= Richard Tait (game designer) =

Scottish-born board game creator (died 2022)

Richard John Tait (January 17, 1964 – July 25, 2022) was a Scottish-born American board game creator known for developing Cranium with Whit Alexander, a fellow ex-Microsoft executive. They founded the game company Cranium, Inc. and led it until 2008, when it was acquired by Hasbro.

==Biography==
Richard Tait was born in Broughty Ferry, Scotland on January 17, 1964 to his father Andrew, a Poloroid executive, and his mother Kathleen, a receptionist for a medical office. He grew up in Helensburgh, Scotland and considered himself an "idea guy" from a young age. His jobs included herding sheep. As a newspaper delivery boy, he offered bacon and rolls in addition to the morning paper. Tait aspired to be a drummer but was encouraged by his parents to pursue accounting, which he disliked after taking an accounting class. He later said, "I was very unhappy. There was nothing about it I could find fun or exciting." When his father gave him a synthesizer building kit, Tait was introduced to computer science, which he later studied at Heriot-Watt University in Edinburgh. He moved to the United States in 1986 for a master's degree from the Tuck School of Business at Dartmouth College.

After his graduation from Tuck School, Tait accepted a software development position at Microsoft, where he worked for 10 years. He developed multiple internal businesses such as MSN HomeAdvisor, was mentored by future Microsoft CEO Steve Ballmer, and hired the future Microsoft CEO Satya Nadella. Tait left Microsoft in 1997 and considered a career as a radio DJ.

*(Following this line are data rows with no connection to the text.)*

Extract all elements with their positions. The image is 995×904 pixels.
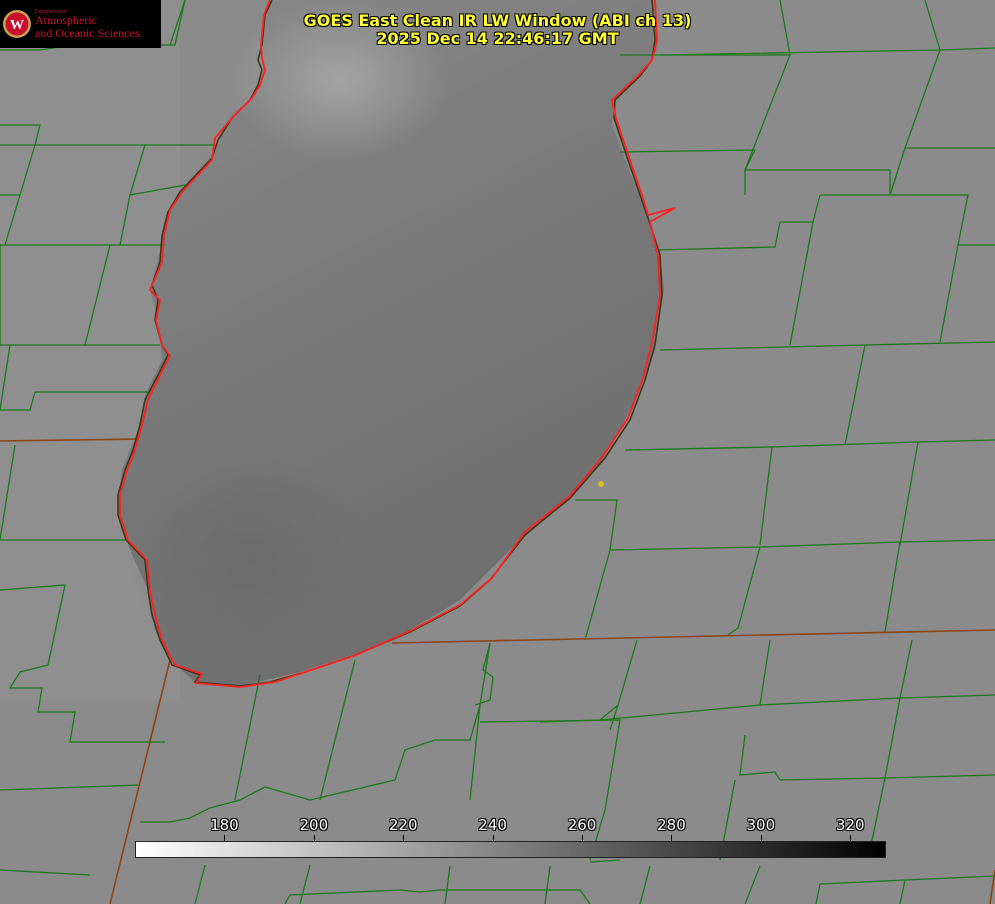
product-title: GOES East Clean IR LW Window (ABI ch 13) [303,11,692,30]
product-timestamp: 2025 Dec 14 22:46:17 GMT [376,29,619,48]
location-marker [598,481,604,487]
colorbar-tick-label: 260 [567,816,597,834]
colorbar-tick-label: 180 [210,816,239,834]
cold-region [130,450,370,670]
satellite-map [0,0,995,904]
satellite-image-viewer: W Department of Atmospheric and Oceanic … [0,0,995,904]
colorbar-tick-label: 220 [388,816,418,834]
colorbar-tick-label: 240 [478,816,507,834]
colorbar-tick-label: 320 [835,816,865,834]
temperature-colorbar [135,841,886,858]
colorbar-tick-label: 280 [657,816,686,834]
colorbar-tick-label: 300 [746,816,776,834]
colorbar-tick-label: 200 [299,816,329,834]
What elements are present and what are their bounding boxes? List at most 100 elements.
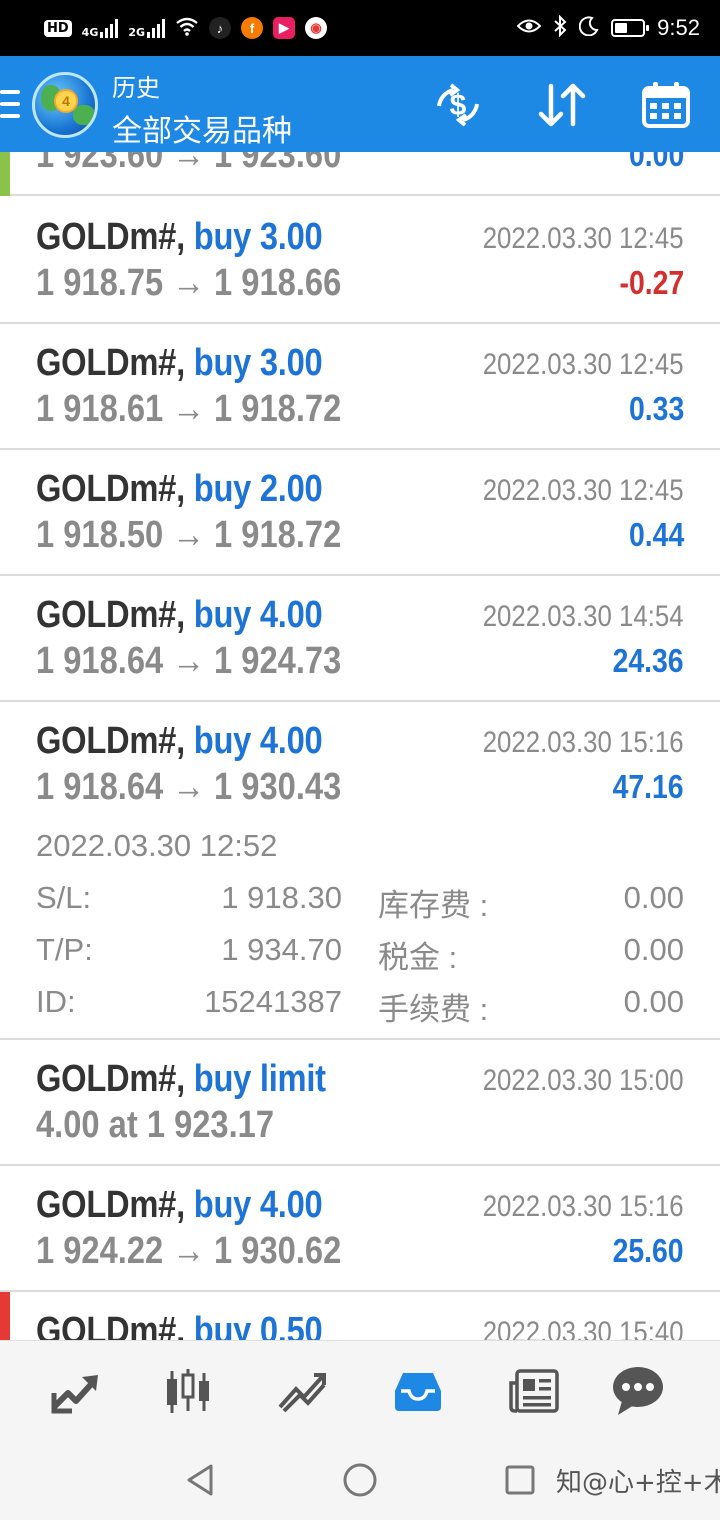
candlestick-chart-icon [167,1369,209,1413]
open-time: 2022.03.30 12:52 [36,828,278,863]
chart-line-icon [278,1373,326,1413]
recents-button[interactable] [500,1460,540,1500]
moon-icon [578,15,599,41]
trade-time: 2022.03.30 15:16 [483,726,684,759]
list-item[interactable]: GOLDm#, buy limit 2022.03.30 15:00 4.00 … [0,1040,720,1166]
weibo-icon: ◉ [305,17,328,39]
trade-time: 2022.03.30 15:40 [483,1316,684,1340]
status-bar: HD 4G 2G ♪ f ▶ ◉ 9:52 [0,0,720,56]
menu-icon[interactable] [0,90,20,118]
nav-quotes[interactable] [156,1359,220,1423]
fee-label: 手续费 : [378,992,489,1027]
trade-time: 2022.03.30 15:16 [483,1190,684,1223]
tp-value: 1 934.70 [221,932,342,967]
trade-title: GOLDm#, buy 4.00 [36,1184,323,1227]
list-item[interactable]: 1 923.60 → 1 923.60 0.00 [0,152,720,196]
trade-title: GOLDm#, buy 3.00 [36,342,323,385]
trade-price: 1 918.61 → 1 918.72 [36,388,342,430]
trade-title: GOLDm#, buy 4.00 [36,720,323,763]
nav-chat[interactable] [606,1359,670,1423]
list-item[interactable]: GOLDm#, buy 3.00 2022.03.30 12:45 1 918.… [0,198,720,324]
watermark: 知@心+控+术 [556,1468,720,1498]
calendar-icon [642,82,690,128]
trade-price: 1 918.50 → 1 918.72 [36,514,342,556]
back-button[interactable] [180,1460,220,1500]
order-time: 2022.03.30 15:00 [483,1064,684,1097]
expanded-list-item[interactable]: GOLDm#, buy 4.00 2022.03.30 15:16 1 918.… [0,702,720,1040]
hd-icon: HD [44,19,72,37]
home-button[interactable] [340,1460,380,1500]
app-icon: f [241,17,264,39]
logo-coin-icon: 4 [54,89,78,113]
sort-icon [538,83,586,127]
trade-icon [51,1375,98,1414]
sl-value: 1 918.30 [221,880,342,915]
trade-time: 2022.03.30 12:45 [483,222,684,255]
wifi-icon [175,16,199,41]
bottom-navigation [0,1340,720,1440]
trade-price: 1 918.64 → 1 930.43 [36,766,342,808]
calendar-button[interactable] [636,78,696,132]
history-list[interactable]: 1 923.60 → 1 923.60 0.00 GOLDm#, buy 3.0… [0,152,720,1340]
trade-time: 2022.03.30 12:45 [483,474,684,507]
sl-label: S/L: [36,880,92,915]
status-right-icons: 9:52 [516,12,700,44]
trade-price: 1 918.75 → 1 918.66 [36,262,342,304]
trade-time: 2022.03.30 14:54 [483,600,684,633]
list-item[interactable]: GOLDm#, buy 3.00 2022.03.30 12:45 1 918.… [0,324,720,450]
system-navigation: 知@心+控+术 [0,1440,720,1520]
metatrader-logo[interactable]: 4 [32,72,98,138]
trade-title: GOLDm#, buy 3.00 [36,216,323,259]
trade-action: buy 4.00 [193,1184,323,1226]
chat-icon [613,1367,663,1415]
trade-price: 1 923.60 → 1 923.60 [36,152,342,176]
order-symbol: GOLDm#, [36,1058,185,1100]
tp-label: T/P: [36,932,93,967]
trade-title: GOLDm#, buy 0.50 [36,1310,323,1340]
status-stripe [0,152,10,196]
trade-profit: 25.60 [612,1232,684,1269]
status-left-icons: HD 4G 2G ♪ f ▶ ◉ [44,14,328,42]
tax-value: 0.00 [623,932,684,967]
trade-action: buy 2.00 [193,468,323,510]
news-icon [509,1369,559,1413]
currency-exchange-button[interactable]: $ [428,78,488,132]
nav-trade[interactable] [42,1359,106,1423]
trade-price: 1 924.22 → 1 930.62 [36,1230,342,1272]
trade-price: 1 918.64 → 1 924.73 [36,640,342,682]
status-stripe [0,1292,10,1340]
list-item[interactable]: GOLDm#, buy 4.00 2022.03.30 14:54 1 918.… [0,576,720,702]
video-app-icon: ▶ [273,17,296,39]
nav-news[interactable] [502,1359,566,1423]
list-item[interactable]: GOLDm#, buy 0.50 2022.03.30 15:40 [0,1292,720,1340]
swap-value: 0.00 [623,880,684,915]
symbol-filter-title[interactable]: 全部交易品种 [112,106,292,150]
fee-value: 0.00 [623,984,684,1019]
id-value: 15241387 [204,984,342,1019]
trade-title: GOLDm#, buy 4.00 [36,594,323,637]
list-item[interactable]: GOLDm#, buy 2.00 2022.03.30 12:45 1 918.… [0,450,720,576]
trade-symbol: GOLDm#, [36,1310,185,1340]
trade-action: buy 3.00 [193,216,323,258]
recents-icon [505,1465,535,1495]
trade-symbol: GOLDm#, [36,720,185,762]
order-title: GOLDm#, buy limit [36,1058,326,1101]
back-icon [187,1464,213,1496]
signal-icon: 4G [82,18,119,38]
trade-title: GOLDm#, buy 2.00 [36,468,323,511]
list-item[interactable]: GOLDm#, buy 4.00 2022.03.30 15:16 1 924.… [0,1166,720,1292]
nav-history[interactable] [386,1359,450,1423]
trade-action: buy 4.00 [193,594,323,636]
nav-chart[interactable] [270,1359,334,1423]
trade-symbol: GOLDm#, [36,342,185,384]
trade-action: buy 3.00 [193,342,323,384]
trade-profit: 0.33 [628,390,684,427]
trade-profit: 24.36 [612,642,684,679]
tax-label: 税金 : [378,940,458,975]
battery-icon [611,19,650,37]
bluetooth-icon [553,14,567,42]
eye-icon [516,18,542,39]
trade-profit: 47.16 [612,768,684,805]
sort-button[interactable] [532,78,592,132]
trade-time: 2022.03.30 12:45 [483,348,684,381]
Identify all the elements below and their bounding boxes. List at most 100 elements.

In 1998, Tait co-created the board game Cranium with Whit Alexander, another former Microsoft executive. Inc magazine reported in 2002 that his resumé contained both "shepherd" and "Microsoft Employee of the Year". Tait and Alexander expanded the operation into Cranium, Inc., which developed many games before it was acquired by Hasbro for $77.5 million in 2008.

Tait launched Golazo, a now-defunct energy drink company. He became an "entrepreneur-in-residence" at Starbucks before joining Valor Siren Ventures, a venture capital fund in Seattle.

== Personal life ==
Tait was a lifelong fan of association football. He was married to Karen Fries, with whom he shared two sons and one daughter. The couple later divorced. Tait was engaged to Amy Paron at the time of his death.

Tait died from complications of COVID-19 at his home in Bainbridge Island, Washington, on July 25, 2022, at the age of 58.